Expert: Chauvin never took knee off Floyd’s neck
Jody Stiger, a Los Angeles Police Department sergeant serving as a prosecution witness, said that based on his review of video evidence, Chauvin’s knee was on Floyd’s neck from the time officers put Floyd on the ground until paramedics arrived
Officer Derek Chauvin had his knee on George Floyd’s neck — and was bearing down with most of his weight — the entire time the Black man lay facedown with his hands cuffed behind his back, a use-of-force expert testified Wednesday at Chauvin’s murder trial.
Jody Stiger, a Los Angeles Police Department sergeant serving as a prosecution witness, said that based on his review of video evidence, Chauvin’s knee was on Floyd’s neck from the time officers put Floyd on the ground until paramedics arrived — about 9 1/2 minutes, by prosecutors’ reckoning.
Prosecutor Steve Schleicher showed jurors a composite image of five photos taken from various videos of the arrest. Stiger went through each photo, saying it appeared that the Minneapolis officer’s left knee was on Floyd’s neck or neck area in each one.
“That particular force did not change during the entire restraint period?” Schleicher asked.
“Correct,” Stiger replied.
Stiger’s testimony came a day after Chauvin attorney Eric Nelson sought to point out moments in the video footage when, he said, Chauvin’s knee did not appear to be on Floyd’s neck.
Chauvin, 45, is charged with murder and manslaughter in Floyd’s death May 25. Floyd, 46, was arrested outside a neighborhood market after being accused of trying to pass a counterfeit $20 bill.

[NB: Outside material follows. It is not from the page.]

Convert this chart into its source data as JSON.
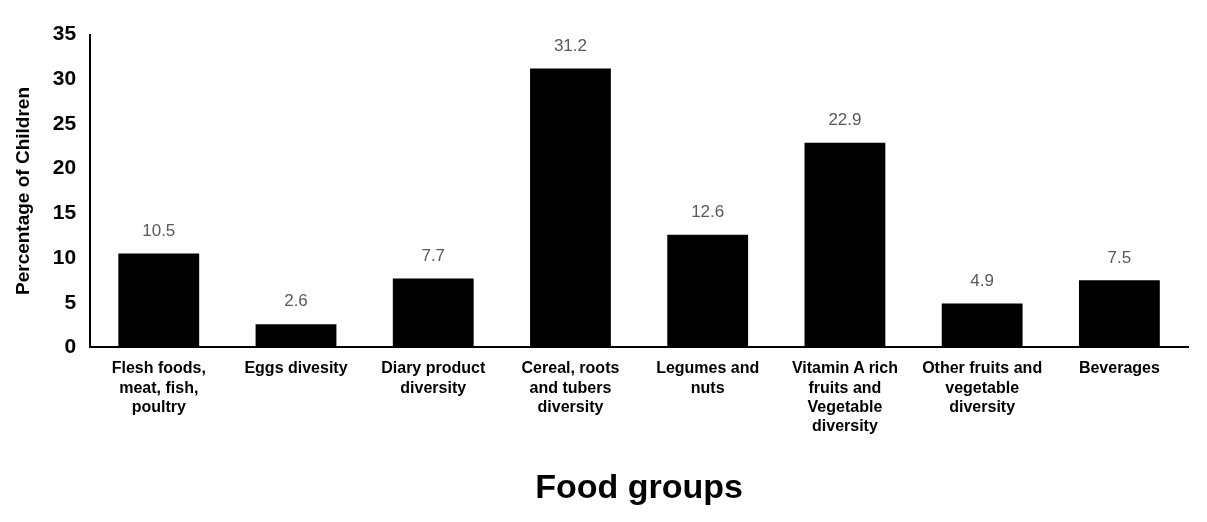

A panicky-sounding Floyd writhed and claimed to be claustrophobic as police tried to put him in the squad car, and they put him down on the pavement.
Bystander video of Floyd crying that he couldn’t breathe as onlookers yelled at Chauvin to get off him sparked protests and scattered violence around the U.S. and triggered a reckoning over racism and police brutality.
Nelson has argued that the now-fired white officer “did exactly what he had been trained to do over his 19-year career,” and he has suggested that the illegal drugs in Floyd’s system and his underlying health conditions are what killed him, not Chauvin’s knee.
Nelson has also contended that the officers on the scene perceived the onlookers as an increasingly hostile crowd and were distracted by them. On Tuesday, the defense attorney got some police witnesses to acknowledge that jeering onlookers can make it more difficult for officers to do their duty.
But on Wednesday, Stiger told the jury, “I did not perceive them as being a threat,” even though some onlookers were name-calling and using foul language. He added that most of the yelling was due to “their concern for Mr. Floyd.”
Stiger also testified that Chauvin squeezed Floyd’s fingers and pulled one of his wrists toward his handcuffs, a technique that uses pain to get someone to comply, but he did not appear to let up while Floyd was restrained.
“Then at that point it’s just pain,” Stiger said.
During cross-examination, Chauvin’s lawyer noted that dispatchers had described Floyd as between 6 feet and 6-foot-6 and possibly under the influence. Stiger agreed it was reasonable for Chauvin to come to the scene with a heightened sense of awareness.
Stiger also agreed with Nelson that an officer’s actions must be viewed from the point of view of a reasonable officer on the scene, not in hindsight.
The defense attorney also suggested that when Chauvin told Floyd to “relax,” he was trying to calm him down and reassure him. And Nelson said that given typical EMS response times, it was reasonable for Chauvin to believe that paramedics would be there soon.
It was Stiger’s second day on the stand. On Tuesday, he testified that the force used against Floyd was excessive. He said police were justified in using force while Floyd was resisting their efforts to put him in a squad car. But once Floyd was on the ground and stopped resisting, officers “should have slowed down or stopped their force as well.”
Instead of closing ranks to protect a fellow officer behind what has been dubbed the “blue wall of silence,” some of the most experienced members of the Minneapolis force, including the police chief, have taken the stand to openly condemn Chauvin’s actions as excessive and contrary to his training and departmental policy.
According to testimony and records submitted in court, Chauvin underwent training in 2016 and 2018 in de-escalation techniques to calm down people in crisis and instruction in how officers must use the least amount of force required to get a suspect to comply.